A: This Powerpoint presentation, given by the nation’s leading transplant advisory consulting firm for health plans, speaks volumes and will have you throwing your computer at the wall. Because of the way benefit coverage is written, insurance companies can get away with denying patients without penalty, and they know it. The presentation highlights how “Benefit language is KING” and that exclusions are bountiful and apply “even if Experimental or Investigational Services or Unproven Services, treatments, devices or pharmacological regimens are the only available treatment options for your condition.” And because most patients with autoimmune disease are not expected to die within 12 months, those diseases are “generally not considered to be a life threatening condition for the purpose of applying life threatening language.”
Q: This is outrageous.
A: It gets worse. At the presentation’s conclusion, it is acknowledged that there is an “obstacle” in excluding all cases that don’t cross every t and dot every i in the benefit language, citing stem cell transplantation for aggressive MS, which would “support a benefit exception, as a cost effective intervention, and also add hope that this employee will become functional again.” Since all HSCT clinical trials for MS require patients with active and aggressive disease, it would stand to argue that all current trials should be covered.
Q: But what about all the existing research that is so positive?
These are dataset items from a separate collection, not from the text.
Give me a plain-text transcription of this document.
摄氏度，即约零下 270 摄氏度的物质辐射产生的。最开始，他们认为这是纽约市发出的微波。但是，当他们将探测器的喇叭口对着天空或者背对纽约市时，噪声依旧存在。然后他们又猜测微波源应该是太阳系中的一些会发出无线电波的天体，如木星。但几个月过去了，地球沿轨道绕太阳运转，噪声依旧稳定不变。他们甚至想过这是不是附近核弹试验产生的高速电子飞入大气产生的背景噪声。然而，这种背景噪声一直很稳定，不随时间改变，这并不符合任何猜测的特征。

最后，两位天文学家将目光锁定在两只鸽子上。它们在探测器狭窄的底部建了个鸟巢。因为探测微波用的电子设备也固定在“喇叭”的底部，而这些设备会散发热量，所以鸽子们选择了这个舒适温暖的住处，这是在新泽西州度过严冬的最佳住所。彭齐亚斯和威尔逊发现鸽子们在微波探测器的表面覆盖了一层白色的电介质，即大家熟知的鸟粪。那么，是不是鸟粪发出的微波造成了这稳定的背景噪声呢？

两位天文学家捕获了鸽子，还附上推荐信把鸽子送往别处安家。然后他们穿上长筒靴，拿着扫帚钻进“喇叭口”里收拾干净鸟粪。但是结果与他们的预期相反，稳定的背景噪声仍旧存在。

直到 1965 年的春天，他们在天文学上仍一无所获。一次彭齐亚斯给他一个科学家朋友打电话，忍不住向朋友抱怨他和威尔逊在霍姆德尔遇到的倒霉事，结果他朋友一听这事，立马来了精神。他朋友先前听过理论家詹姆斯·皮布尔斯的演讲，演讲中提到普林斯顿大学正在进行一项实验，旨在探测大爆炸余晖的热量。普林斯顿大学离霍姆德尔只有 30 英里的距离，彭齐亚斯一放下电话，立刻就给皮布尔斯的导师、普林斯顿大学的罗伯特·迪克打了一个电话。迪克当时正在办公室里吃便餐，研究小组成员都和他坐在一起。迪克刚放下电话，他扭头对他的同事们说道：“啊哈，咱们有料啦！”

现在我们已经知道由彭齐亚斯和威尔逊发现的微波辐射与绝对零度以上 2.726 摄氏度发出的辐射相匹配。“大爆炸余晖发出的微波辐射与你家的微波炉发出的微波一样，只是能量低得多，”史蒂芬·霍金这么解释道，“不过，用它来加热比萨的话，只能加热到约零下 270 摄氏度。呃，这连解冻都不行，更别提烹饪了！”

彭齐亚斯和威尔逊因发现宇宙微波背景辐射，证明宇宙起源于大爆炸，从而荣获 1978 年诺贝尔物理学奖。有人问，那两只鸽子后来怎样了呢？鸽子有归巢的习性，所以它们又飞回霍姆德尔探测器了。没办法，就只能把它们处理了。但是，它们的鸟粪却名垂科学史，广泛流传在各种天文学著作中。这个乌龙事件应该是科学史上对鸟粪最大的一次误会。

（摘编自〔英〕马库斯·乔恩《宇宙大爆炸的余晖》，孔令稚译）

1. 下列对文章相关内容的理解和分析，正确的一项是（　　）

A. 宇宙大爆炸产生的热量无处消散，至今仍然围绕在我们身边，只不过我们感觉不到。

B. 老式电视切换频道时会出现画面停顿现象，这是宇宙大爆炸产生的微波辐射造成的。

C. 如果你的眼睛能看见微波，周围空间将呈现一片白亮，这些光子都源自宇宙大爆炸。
A: They are blatantly ignored. Case in point: UnitedHealth Group is the largest single health carrier in the US. And their specific transplant recommendations, all recommending denial, cite woefully dated research. As an example, their recommendations in 2009 cited no study more recent than 2003 for MS, despite dozens of studies being published in the interim, many by the exact same doctors they cite in older studies to justify denial (leaders in the field such as Nash, Burt, Fassass, etc.).
Q: Because there is such little support from the insurance industry, are there any trials patients can participate in, even if they have to self-pay?
Q: Where can I get more information on autologous stem cell transplantation for multiple sclerosis and more information about your experience?
A: There is information in the ActiveMSers forum under Dave’s SCT Journey. Popular MS blogger Marc Stecker, aka Wheelchair Kamikaze, recently posted about this treatment as well, and his description and analysis is quite accurate.
Q: What’s next?
A: A book maybe, Operation Overturn: A Memoir. Or a block-buster movie starring very handsome people playing the protagonist and his wife. I do look forward to spending more time on ActiveMSers.org. And if you got down this far, thank you for reading and for caring.